There is no way to directly change or mutate the fleet cluster state, if you need to evacuate an hypervisor you have to stop the fleetd daemon on the hypervisor. This will trigger a rescheduling of all locally launched services on the other hypervisors.

Note that, fleet will never rebalance the cluster by itself.

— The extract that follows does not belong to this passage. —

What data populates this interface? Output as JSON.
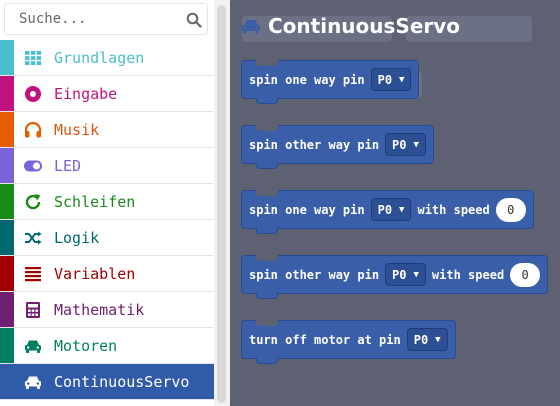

Meaning that any hypervisor evacuation will unbalance the cluster and rebalancing is a manual process.

To do so, gather the current load of all hypervisors (based on the Weight configuration of each service).

# clush -Bw $(fleetctl list-machines --no-legend --fields hostname | nodeset -f) -R exec "fleetctl list-units --no-legend --fields hostname,unit | awk '/%h/ {print \$2}' | xargs -r -n 1 fleetctl cat | sed -n 's/Weight=\(.*\)/\1/p' | paste -s -d+ | bc"
---------------
islet[12,38],top3,worker1 (4)
---------------
24000
---------------
islet[13,39] (2)
---------------
20000
---------------
worker[2-3] (2)
---------------
4000
---------------
irene271
---------------
120000
---------------
islet55
---------------
44000
---------------
top1
---------------
28000
---------------
top2
---------------
40000

And if you want to move a resource, use fleetctl unload and fleetctl start to unload and load (and start) the resource.

# fleetctl unload pcocc-vm-i0log1.service
Triggered unit pcocc-vm-i0log1.service unload
Successfully unloaded units [pcocc-vm-i0log1.service].
# fleetctl start pcocc-vm-i0log1.service
Triggered unit pcocc-vm-i0log1.service start
Triggered unit pcocc-vm-i0log1.service start